Automating Bad Science (or Non-Existent Processes)
Automation can enable good science, but not create it. Scale alone will not solve scientific problems. Science that does not work well and consistently when done manually will not improve when it is automated. On the same note, a non-existent process is extremely problematic to automate.
Both situations happen more often than you can imagine and are typically caused by several issues. One such cause is from the time frames associated with capital budgets, when labs typically request or obtain capital funding for a given fiscal year. The problem is that these capital dollars need to be spent during the current fiscal year or the funding is lost. Development of the science and/or process is ongoing but it is either not complete or not going well. The window of opportunity for spending is closing, so lab management makes the decision to buy automation without knowing potential outcomes. The rushed purchase of automation may or may not be the best solution or choice. This can leave the lab with less than ideal equipment and instrumentation to efficiently and effectively automate the process.
Automation can enable good science, not create it. Scale alone will not solve scientific problems.
Another cause, somewhat like the first, is when the science, process, and software (LIMS) are being developed at the same time. The goal for implementation is aggressive and the only way to meet the timelines is to develop all three at the same time. Unfortunately, this typically results in a situation where all three (science, process, and software) will need to be done a second time.
A final cause, which is probably the most prevalent, is when lab management/staff decide to purchase automation instrumentation without full knowledge of what they bought, or what it can do. Their science and process may be great but they failed to ask the right questions of the vendor or did not adequately investigate the capabilities of the instrumentation. The satisfaction of the performance of the automation is often low and leads to failure of the project.
Error Detection (Avoiding the Giga-Error)
When producing “Big Data” also comes the opportunity for big errors. Imagine an ultra-high throughput laboratory environment where big data sets are produced by a highly integrated laboratory automated system or systems.

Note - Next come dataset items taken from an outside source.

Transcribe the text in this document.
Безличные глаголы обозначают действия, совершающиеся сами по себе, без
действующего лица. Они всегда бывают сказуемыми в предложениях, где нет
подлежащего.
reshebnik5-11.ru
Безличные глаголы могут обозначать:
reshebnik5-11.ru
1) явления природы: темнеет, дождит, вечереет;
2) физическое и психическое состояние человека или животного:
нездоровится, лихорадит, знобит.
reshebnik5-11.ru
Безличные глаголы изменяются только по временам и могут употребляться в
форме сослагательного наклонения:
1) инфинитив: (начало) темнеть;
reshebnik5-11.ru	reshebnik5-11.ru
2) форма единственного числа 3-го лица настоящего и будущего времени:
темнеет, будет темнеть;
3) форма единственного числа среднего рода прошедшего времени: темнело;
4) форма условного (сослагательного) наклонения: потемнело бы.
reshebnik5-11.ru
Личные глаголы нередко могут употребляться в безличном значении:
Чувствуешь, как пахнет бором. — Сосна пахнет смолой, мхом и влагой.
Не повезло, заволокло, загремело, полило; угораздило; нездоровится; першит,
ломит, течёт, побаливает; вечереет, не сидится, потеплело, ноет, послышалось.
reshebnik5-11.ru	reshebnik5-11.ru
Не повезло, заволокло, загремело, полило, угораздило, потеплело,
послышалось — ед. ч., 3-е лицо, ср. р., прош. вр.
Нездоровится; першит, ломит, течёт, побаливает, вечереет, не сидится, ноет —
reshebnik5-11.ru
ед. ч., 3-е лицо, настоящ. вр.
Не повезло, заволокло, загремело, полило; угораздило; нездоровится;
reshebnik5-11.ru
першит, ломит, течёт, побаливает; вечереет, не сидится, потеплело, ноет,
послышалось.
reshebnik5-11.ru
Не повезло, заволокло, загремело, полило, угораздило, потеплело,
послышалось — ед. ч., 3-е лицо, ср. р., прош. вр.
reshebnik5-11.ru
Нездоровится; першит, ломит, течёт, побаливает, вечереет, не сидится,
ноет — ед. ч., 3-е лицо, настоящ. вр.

In this scenario, everything in the lab is running smoothly. Robotic arms are moving plates from one device to another, liquids are being dispensed and pipetted, plates are moving into and out of detection instrumentation and lots and lots of data is being produced. But somewhere or something in the system or process is not quite right. You cannot see it or detecte it, but it is there. Essentially you are rapidly and efficiently producing large volumes of worthless data. This might be ongoing for a day, a week, or possibly longer. This is referred to as a “Giga-Error” and can be caused by almost anything; samples or reagents not stored at the right temp, contamination, poor reagent stability, incubator not functioning at the correct parameters, undetectable instrument malfunctions, staff not following formulation protocols, or some staff member having a bad day and they put the wrong reagent in the wrong spot in the system. The list goes on….

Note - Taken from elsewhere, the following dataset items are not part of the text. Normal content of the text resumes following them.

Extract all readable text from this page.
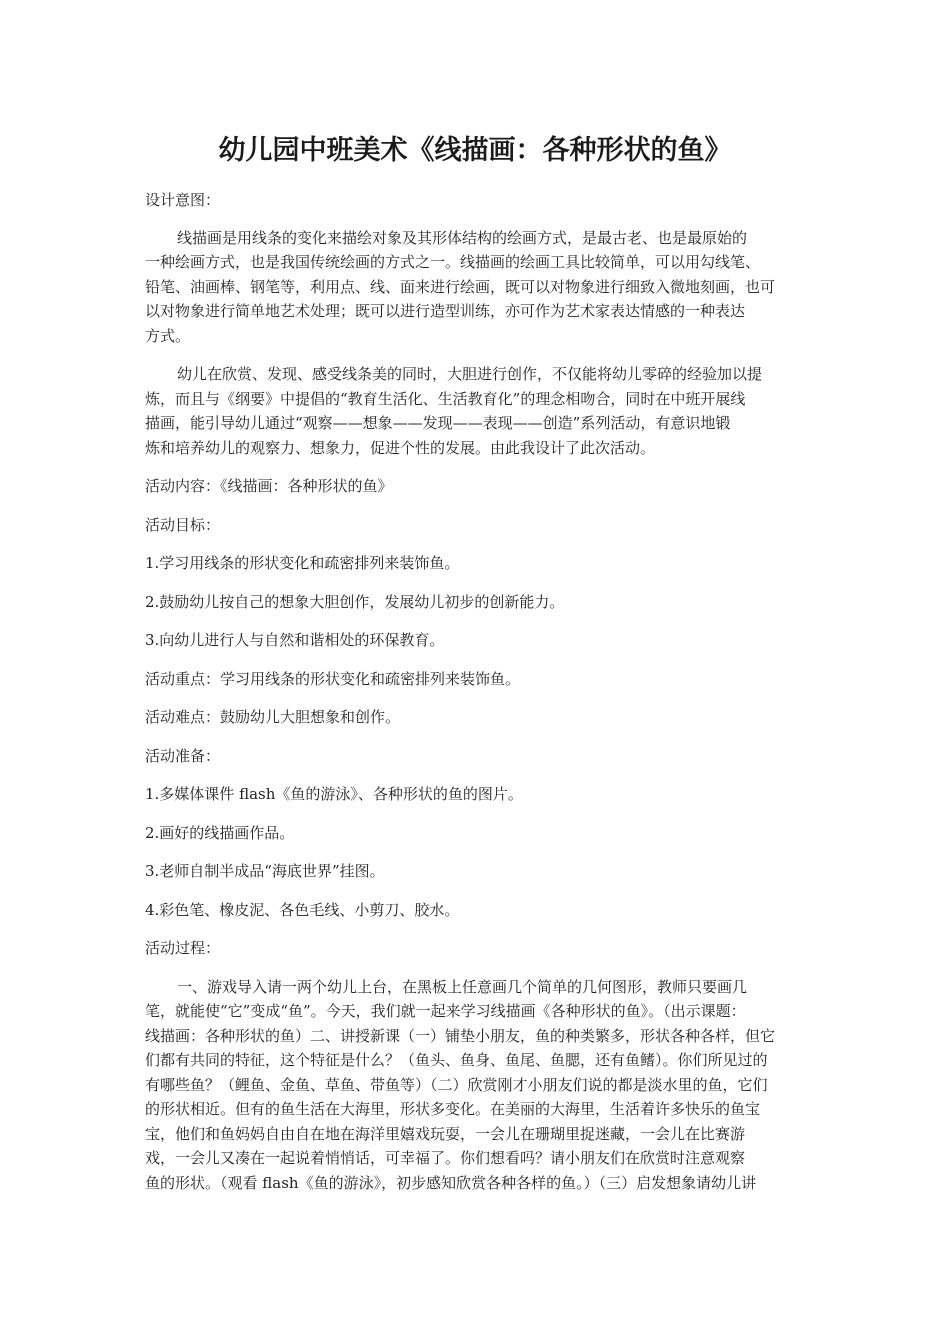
幼儿园中班美术《线描画：各种形状的鱼》

设计意图：

线描画是用线条的变化来描绘对象及其形体结构的绘画方式，是最古老、也是最原始的
一种绘画方式，也是我国传统绘画的方式之一。线描画的绘画工具比较简单，可以用勾线笔、
铅笔、油画棒、钢笔等，利用点、线、面来进行绘画，既可以对物象进行细致入微地刻画，也可
以对物象进行简单地艺术处理；既可以进行造型训练，亦可作为艺术家表达情感的一种表达
方式。

幼儿在欣赏、发现、感受线条美的同时，大胆进行创作，不仅能将幼儿零碎的经验加以提
炼，而且与《纲要》中提倡的“教育生活化、生活教育化”的理念相吻合，同时在中班开展线
描画，能引导幼儿通过“观察——想象——发现——表现——创造”系列活动，有意识地锻
炼和培养幼儿的观察力、想象力，促进个性的发展。由此我设计了此次活动。

活动内容：《线描画：各种形状的鱼》

活动目标：

1.学习用线条的形状变化和疏密排列来装饰鱼。

2.鼓励幼儿按自己的想象大胆创作，发展幼儿初步的创新能力。

3.向幼儿进行人与自然和谐相处的环保教育。

活动重点：学习用线条的形状变化和疏密排列来装饰鱼。

活动难点：鼓励幼儿大胆想象和创作。

活动准备：

1.多媒体课件 flash《鱼的游泳》、各种形状的鱼的图片。

2.画好的线描画作品。

3.老师自制半成品“海底世界”挂图。

4.彩色笔、橡皮泥、各色毛线、小剪刀、胶水。

活动过程：

一、游戏导入请一两个幼儿上台，在黑板上任意画几个简单的几何图形，教师只要画几
笔，就能使“它”变成“鱼”。今天，我们就一起来学习线描画《各种形状的鱼》。（出示课题：
线描画：各种形状的鱼）二、讲授新课（一）铺垫小朋友，鱼的种类繁多，形状各种各样，但它
们都有共同的特征，这个特征是什么？（鱼头、鱼身、鱼尾、鱼腮，还有鱼鳍）。你们所见过的
有哪些鱼？（鲤鱼、金鱼、草鱼、带鱼等）（二）欣赏刚才小朋友们说的都是淡水里的鱼，它们
的形状相近。但有的鱼生活在大海里，形状多变化。在美丽的大海里，生活着许多快乐的鱼宝
宝，他们和鱼妈妈自由自在地在海洋里嬉戏玩耍，一会儿在珊瑚里捉迷藏，一会儿在比赛游
戏，一会儿又凑在一起说着悄悄话，可幸福了。你们想看吗？请小朋友们在欣赏时注意观察
鱼的形状。（观看 flash《鱼的游泳》，初步感知欣赏各种各样的鱼。）（三）启发想象请幼儿讲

But how do you remedy this? What is the best way to detect errors and consistently produce high-quality results? To get some ideas you can do some Internet searches for “error detecting in the lab “or “big data anomaly detection”. Clinical, medical, and GLP lab environments have typically done a better job of quality control of systems, reagents, and instrumentation. Every research lab’s protocols and instrument usage can be different, so solutions can also vary. Implementing quality checks throughout the protocols, both on reagents, assays, and instrumentation are the best places to start. These can be costly and take some time but could pay off to avoid the potential Giga-Error.